TV licence 'name and shame' ad backfires
An aggressive campaign to cut down on television licence evasion by naming streets where alleged non-payers live has backfired.
The campaign has focused on one of the communities least likely to own a television: Manchester's large ultra-orthodox Jewish population.
A poster put up on hoardings across the city claims that four unnamed households on Broom Lane have no licence, in effect accusing its residents of committing a criminal offence punishable by a fine.
Unfortunately for TV Licensing, the private consortium that collects fees for the BBC, Broom Lane is part of one of Britain's largest orthodox Jewish neighbourhoods, where television and video are taboo.
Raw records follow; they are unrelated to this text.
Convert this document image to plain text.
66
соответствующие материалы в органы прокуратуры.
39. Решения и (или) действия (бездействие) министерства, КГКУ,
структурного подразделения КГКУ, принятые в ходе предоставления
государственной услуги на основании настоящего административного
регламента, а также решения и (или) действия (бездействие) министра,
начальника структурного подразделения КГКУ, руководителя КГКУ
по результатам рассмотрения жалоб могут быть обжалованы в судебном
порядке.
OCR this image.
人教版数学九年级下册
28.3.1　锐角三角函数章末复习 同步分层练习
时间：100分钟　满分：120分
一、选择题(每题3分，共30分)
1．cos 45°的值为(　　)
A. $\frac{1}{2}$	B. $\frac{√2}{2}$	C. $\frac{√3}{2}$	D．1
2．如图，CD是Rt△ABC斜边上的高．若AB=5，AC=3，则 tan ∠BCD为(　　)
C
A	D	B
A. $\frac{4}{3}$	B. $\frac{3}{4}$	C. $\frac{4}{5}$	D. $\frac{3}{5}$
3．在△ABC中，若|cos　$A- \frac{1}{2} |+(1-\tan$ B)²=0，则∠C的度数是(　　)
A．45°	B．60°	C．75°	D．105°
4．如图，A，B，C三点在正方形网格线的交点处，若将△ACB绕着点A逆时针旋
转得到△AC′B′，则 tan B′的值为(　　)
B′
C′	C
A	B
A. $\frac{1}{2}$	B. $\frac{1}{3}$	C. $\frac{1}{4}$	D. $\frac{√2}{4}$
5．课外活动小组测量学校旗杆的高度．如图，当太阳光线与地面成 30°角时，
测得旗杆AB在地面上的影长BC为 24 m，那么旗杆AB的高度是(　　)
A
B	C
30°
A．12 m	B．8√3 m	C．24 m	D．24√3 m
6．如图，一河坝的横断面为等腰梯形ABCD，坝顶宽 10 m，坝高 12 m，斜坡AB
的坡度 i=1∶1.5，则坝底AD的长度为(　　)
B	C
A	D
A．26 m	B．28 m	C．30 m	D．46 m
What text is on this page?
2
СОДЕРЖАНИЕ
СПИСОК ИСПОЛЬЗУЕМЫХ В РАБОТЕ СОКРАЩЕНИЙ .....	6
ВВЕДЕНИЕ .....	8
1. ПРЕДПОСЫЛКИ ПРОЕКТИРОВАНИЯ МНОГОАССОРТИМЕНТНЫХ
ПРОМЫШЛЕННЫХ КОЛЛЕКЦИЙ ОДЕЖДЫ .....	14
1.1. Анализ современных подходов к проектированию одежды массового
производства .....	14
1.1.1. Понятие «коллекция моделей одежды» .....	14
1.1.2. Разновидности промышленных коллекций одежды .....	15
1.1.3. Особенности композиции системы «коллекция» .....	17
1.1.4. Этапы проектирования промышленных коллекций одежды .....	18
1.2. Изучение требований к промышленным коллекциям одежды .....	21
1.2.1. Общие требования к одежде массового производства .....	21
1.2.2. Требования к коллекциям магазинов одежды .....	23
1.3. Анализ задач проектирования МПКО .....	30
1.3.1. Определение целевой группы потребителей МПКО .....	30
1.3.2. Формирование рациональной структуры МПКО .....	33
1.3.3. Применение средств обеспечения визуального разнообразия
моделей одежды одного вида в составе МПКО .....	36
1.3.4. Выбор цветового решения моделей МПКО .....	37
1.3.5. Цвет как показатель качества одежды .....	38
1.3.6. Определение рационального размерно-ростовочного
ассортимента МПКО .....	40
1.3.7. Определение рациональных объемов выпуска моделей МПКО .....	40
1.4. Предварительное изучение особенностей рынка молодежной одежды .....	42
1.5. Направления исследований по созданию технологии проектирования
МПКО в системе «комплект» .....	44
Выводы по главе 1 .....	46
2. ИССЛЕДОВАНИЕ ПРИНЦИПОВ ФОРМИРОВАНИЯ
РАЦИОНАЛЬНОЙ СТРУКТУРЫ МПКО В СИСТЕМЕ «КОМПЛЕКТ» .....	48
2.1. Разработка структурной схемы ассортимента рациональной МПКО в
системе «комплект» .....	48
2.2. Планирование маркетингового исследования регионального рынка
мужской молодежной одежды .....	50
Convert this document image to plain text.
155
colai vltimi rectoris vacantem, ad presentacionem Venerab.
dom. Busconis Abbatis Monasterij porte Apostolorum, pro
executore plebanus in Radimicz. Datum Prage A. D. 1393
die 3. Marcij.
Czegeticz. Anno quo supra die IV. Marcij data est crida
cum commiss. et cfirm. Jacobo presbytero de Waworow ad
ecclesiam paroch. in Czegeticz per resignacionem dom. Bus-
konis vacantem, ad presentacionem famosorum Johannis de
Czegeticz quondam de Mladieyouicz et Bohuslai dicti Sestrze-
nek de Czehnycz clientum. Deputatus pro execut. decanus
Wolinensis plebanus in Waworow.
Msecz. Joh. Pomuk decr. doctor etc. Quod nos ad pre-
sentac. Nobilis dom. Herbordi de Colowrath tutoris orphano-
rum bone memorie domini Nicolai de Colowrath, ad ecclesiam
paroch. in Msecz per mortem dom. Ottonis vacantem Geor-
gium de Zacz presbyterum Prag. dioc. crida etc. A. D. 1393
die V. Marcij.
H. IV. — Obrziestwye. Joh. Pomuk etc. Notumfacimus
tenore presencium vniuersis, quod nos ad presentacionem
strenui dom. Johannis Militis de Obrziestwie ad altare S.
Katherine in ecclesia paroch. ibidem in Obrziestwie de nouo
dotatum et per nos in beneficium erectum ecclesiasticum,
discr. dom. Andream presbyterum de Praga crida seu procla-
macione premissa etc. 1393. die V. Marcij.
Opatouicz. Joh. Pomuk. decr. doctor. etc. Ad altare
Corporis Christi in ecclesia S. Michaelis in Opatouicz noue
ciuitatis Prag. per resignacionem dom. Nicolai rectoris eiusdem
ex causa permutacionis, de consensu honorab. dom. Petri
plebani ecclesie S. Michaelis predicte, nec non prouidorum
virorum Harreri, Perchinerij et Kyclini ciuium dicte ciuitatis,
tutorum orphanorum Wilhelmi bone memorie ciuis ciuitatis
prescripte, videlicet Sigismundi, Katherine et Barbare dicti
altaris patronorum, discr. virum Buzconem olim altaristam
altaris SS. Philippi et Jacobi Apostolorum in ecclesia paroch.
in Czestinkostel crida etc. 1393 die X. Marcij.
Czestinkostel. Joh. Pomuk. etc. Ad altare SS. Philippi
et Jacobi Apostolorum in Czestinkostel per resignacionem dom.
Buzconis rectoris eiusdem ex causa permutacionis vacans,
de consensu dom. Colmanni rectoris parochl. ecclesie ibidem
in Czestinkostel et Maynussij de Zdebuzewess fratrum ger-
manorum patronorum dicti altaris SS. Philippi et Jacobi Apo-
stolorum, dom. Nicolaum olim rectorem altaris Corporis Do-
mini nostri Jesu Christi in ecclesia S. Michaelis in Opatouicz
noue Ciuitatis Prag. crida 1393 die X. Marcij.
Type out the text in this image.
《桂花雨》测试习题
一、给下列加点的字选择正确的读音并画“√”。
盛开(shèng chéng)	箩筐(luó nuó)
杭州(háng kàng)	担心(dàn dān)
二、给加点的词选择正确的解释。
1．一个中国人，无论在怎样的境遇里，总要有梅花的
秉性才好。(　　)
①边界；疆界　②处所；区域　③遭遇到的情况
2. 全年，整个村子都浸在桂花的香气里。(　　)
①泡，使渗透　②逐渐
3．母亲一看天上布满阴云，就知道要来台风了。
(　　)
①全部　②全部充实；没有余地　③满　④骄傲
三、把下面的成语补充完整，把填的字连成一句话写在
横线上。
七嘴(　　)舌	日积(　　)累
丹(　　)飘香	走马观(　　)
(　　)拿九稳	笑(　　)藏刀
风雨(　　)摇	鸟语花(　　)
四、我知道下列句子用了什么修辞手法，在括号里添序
The advert, part of a controversial campaign called Target Zero to collect up to £160m lost through evasion, has seemingly only increased hostility to the technology.
"The advert did cause great upset within that community," said a spokesman for the Board of Deputies of British Jews. "There are several hundred families living in that part of Manchester who do not, will not and will never own televisions. They see them as things that bring filth into their living rooms, and they're forbidden from owning televisions."
TV Licensing spends £60m a year on anti-evasion campaigns. Despite Broom Lane's location, both the agency and the BBC insist some homes there will be owned by non-Jews. "It seems as if quite a lot of them have televisions if only four of them don't have licences," said one BBC official.